Cisco Systems fell slightly short of revenue expectations for the fourth quarter of fiscal year 2010, as the uncertain economy caused a hiccup in sales.
For the quarter, which ended July 31, Cisco posted a profit of $1.94 billion, or 33 cents a share, up from $1.08 billion, or 19 cents a share, during the same quarter a year ago.
Excluding stock compensation costs and other items, earnings were 43 cents, up from 31 cents in the year-ago quarter.
Revenue was $10.84 billion for the quarter, up 27 percent from a year ago. And it was in line with what Cisco projected during its conference call in May. The company said then it would see 25 percent to 28 percent growth in revenue compared with last year.
Still, analysts expected Cisco to make 42 cents a share on revenue of $10.88 billion, according to Thomson Reuters.
The company's stock was trading down about 5 percent in after-hours trading.
Cisco's supposed quarterly miss wasn't off by much. And the truth is that the company's profits were up by 79 percent compared with a year ago. So why the stock drop? What shook Wall Street was the fact that Cisco is being affected by the slowing of the economic recovery.
Cisco, which is the largest supplier of Internet gear to large businesses, service providers, and governments around the world, is often considered a bellwether for the technology industry and the economy in general. Its results often show economic booms and busts two to three quarters ahead of what the general economy is seeing.
During the conference call with analysts and investors, Cisco CEO John Chambers said the company's customers put on the spending brakes during the quarter due to economic uncertainty. He said that he and his customers are getting mixed signals about the economy. But he said that Cisco still expects to grow its business and meet projected sales and growth targets.
"What we're seeing that's surprising is how quickly they (our customers) took their foot off gas pedal and then put it right back down," he said. "There's still good solid improvement . But it's not what you would expect compared to what we saw a few months ago."
Six months ago, Chambersthat the economic recovery was well under way. He was upbeat about the future and said he saw a strong acceleration in sales that he expected to continue. Still, even then Chambers remained conservative in Cisco's estimates, and he warned that economic growth could be slow. So it added weight to his concerns when on Wednesday he admitted that the current uncertainty that customers are feeling about the economy is "unusual."

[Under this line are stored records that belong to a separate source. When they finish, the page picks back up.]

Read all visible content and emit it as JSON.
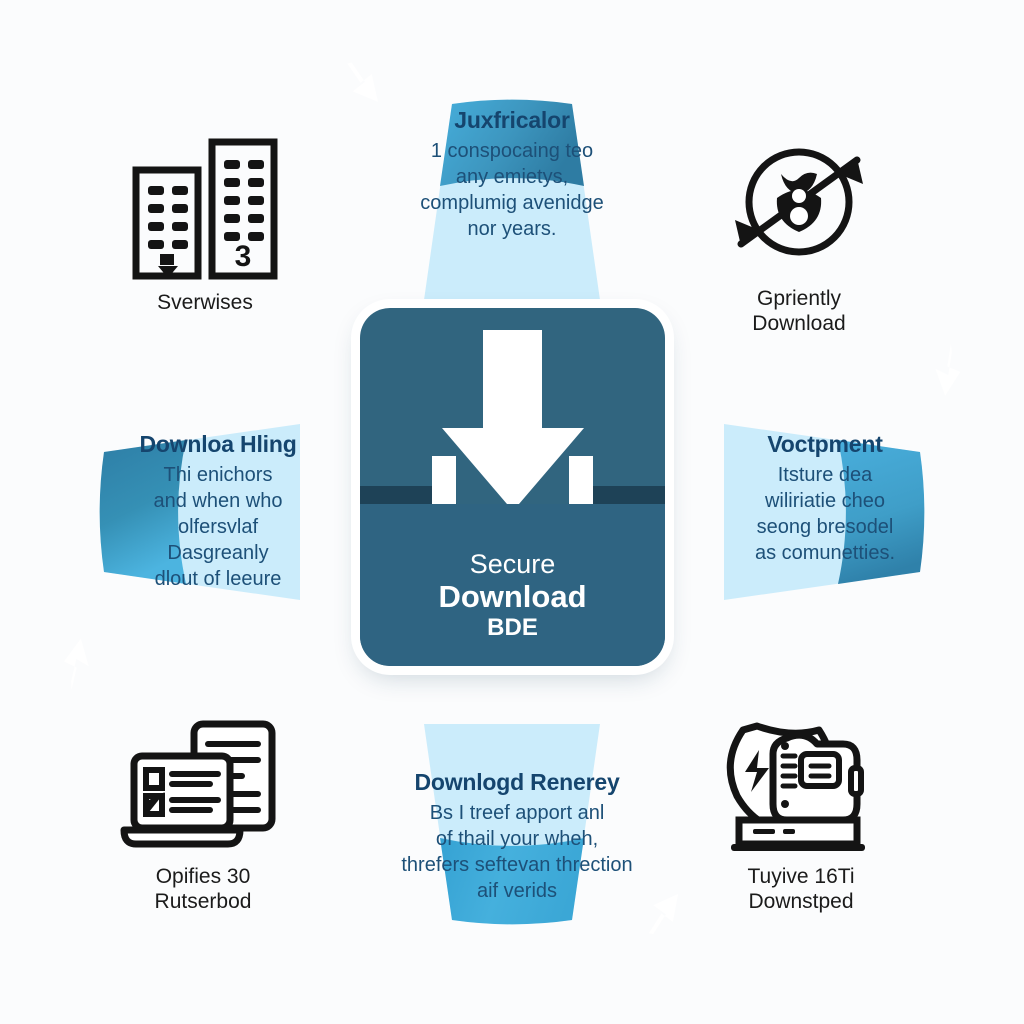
{
  "diagram": {
    "type": "radial-wedge-infographic",
    "background_color": "#fbfcfd",
    "colors": {
      "wedge_fill": "#cbecfb",
      "arc_band_top": "#3d96bf",
      "arc_band_left": "#3590b5",
      "arc_band_right": "#3f9ec8",
      "arc_band_bottom": "#45b0dd",
      "center_card": "#31657f",
      "center_card_shadow": "#1e4257",
      "heading_text": "#15456e",
      "body_text": "#1d5078",
      "arrow_marker": "#ffffff",
      "icon_stroke": "#141414",
      "label_text": "#1b1b1b"
    },
    "center": {
      "icon": "download-to-tray-icon",
      "line1": "Secure",
      "line2": "Download",
      "line3": "BDE"
    },
    "wedges": [
      {
        "position": "top",
        "title": "Juxfricalor",
        "body": "1 conspocaing teo any emietys, complumig avenidge nor years.",
        "lines": [
          "1 conspocaing teo",
          "any emietys,",
          "complumig avenidge",
          "nor years."
        ],
        "arrow": "arrow-down-left-icon"
      },
      {
        "position": "right",
        "title": "Voctpment",
        "body": "Itsture dea wiliriatie cheo seong bresodel as comunetties.",
        "lines": [
          "Itsture dea",
          "wiliriatie cheo",
          "seong bresodel",
          "as comunetties."
        ],
        "arrow": "arrow-down-icon"
      },
      {
        "position": "bottom",
        "title": "Downlogd Renerey",
        "body": "Bs I treef apport anl of thail your wheh, threfers seftevan threction aif verids",
        "lines": [
          "Bs I treef apport anl",
          "of thail your wheh,",
          "threfers seftevan threction",
          "aif verids"
        ],
        "arrow": "arrow-up-icon"
      },
      {
        "position": "left",
        "title": "Downloa Hling",
        "body": "Thi enichors and when who olfersvlaf Dasgreanly dlout of leeure",
        "lines": [
          "Thi enichors",
          "and when who",
          "olfersvlaf",
          "Dasgreanly",
          "dlout of leeure"
        ],
        "arrow": "arrow-up-left-icon"
      }
    ],
    "corners": [
      {
        "position": "top-left",
        "icon": "office-buildings-icon",
        "label_lines": [
          "Sverwises"
        ]
      },
      {
        "position": "top-right",
        "icon": "circular-transfer-arrow-icon",
        "label_lines": [
          "Gpriently",
          "Download"
        ]
      },
      {
        "position": "bottom-left",
        "icon": "laptop-document-checklist-icon",
        "label_lines": [
          "Opifies 30",
          "Rutserbod"
        ]
      },
      {
        "position": "bottom-right",
        "icon": "shield-bolt-server-icon",
        "label_lines": [
          "Tuyive 16Ti",
          "Downstped"
        ]
      }
    ]
  }
}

"I usually can call it one way or another," he said. "But there are real mixed signals from the economy."
He called the economy a "wild card," and he cited the Federal Reserve's move on Tuesday to buy government debt as an example. More economic bad news about slowing growth in China, coupled with the Feds announcement, sent stocks across Wall Street way down on Wednesday.
Even though the macro economic outlook looks troubling, Chambers said he and many of his customers are seeing positive trends within their own businesses. Still, customers are skittish about spending in the short term. And Chambers said that executives are "uncomfortable" about capital spending budgets or how many new employees they can hire.

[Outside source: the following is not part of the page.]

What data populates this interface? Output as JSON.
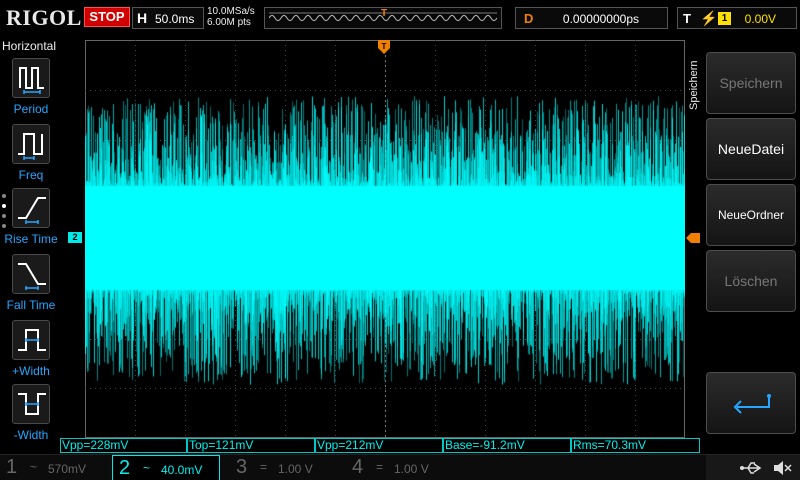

As for Cisco, Chambers said the company sees a strong pipeline of sales across its product lines and across all geographies where it sells its products. He anticipates the company will meet its longer term growth targets of between 12 percent and 17 percent.

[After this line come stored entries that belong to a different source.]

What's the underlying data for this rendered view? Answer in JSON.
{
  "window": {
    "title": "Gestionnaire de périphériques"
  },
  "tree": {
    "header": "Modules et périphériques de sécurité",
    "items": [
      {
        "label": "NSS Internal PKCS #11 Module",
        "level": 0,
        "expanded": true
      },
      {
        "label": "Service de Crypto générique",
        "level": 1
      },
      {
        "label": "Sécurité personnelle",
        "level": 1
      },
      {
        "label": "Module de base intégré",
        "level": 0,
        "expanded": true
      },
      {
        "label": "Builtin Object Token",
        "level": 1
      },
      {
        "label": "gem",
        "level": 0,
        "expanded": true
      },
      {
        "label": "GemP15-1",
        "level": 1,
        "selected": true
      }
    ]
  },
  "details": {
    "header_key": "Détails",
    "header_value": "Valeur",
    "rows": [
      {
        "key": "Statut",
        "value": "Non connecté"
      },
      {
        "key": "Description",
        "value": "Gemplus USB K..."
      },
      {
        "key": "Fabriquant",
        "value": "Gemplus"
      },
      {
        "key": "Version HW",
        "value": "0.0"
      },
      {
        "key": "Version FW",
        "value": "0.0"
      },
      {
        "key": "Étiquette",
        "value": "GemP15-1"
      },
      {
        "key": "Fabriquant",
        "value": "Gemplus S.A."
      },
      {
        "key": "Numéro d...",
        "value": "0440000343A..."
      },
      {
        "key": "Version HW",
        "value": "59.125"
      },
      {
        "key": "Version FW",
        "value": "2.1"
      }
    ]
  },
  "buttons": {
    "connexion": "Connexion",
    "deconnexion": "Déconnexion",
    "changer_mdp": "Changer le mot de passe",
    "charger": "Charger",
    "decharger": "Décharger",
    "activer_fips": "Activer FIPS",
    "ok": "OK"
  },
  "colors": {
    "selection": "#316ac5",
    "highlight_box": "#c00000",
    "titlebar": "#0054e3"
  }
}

He emphasized that Cisco is well positioned for strong growth when the economy comes to a full recovery. As a result, Cisco is continuing to invest in new businesses, such as video conferencing. And it is also hiring new employees again. It added nearly 2,000 new employees in the fourth quarter of fiscal 2010, and it plans to add another 3,000 employees in the coming quarters.
"The key takeaway I want to leave you with is that our strategy and vision is absolutely working," he said. "We are gaining market share and growing revenue. (From a customer perspective,) we are moving from a box player to really becoming a key business partner, and trusted technology adviser."
"So in terms of things we can control, we are in great shape," he added. "And the concerns we have are the normal cautious concerns we have about economy in general."
Updated 4:17 p.m. PDT:This story was updated with information from the conference call, including comments from Cisco CEO John Chambers.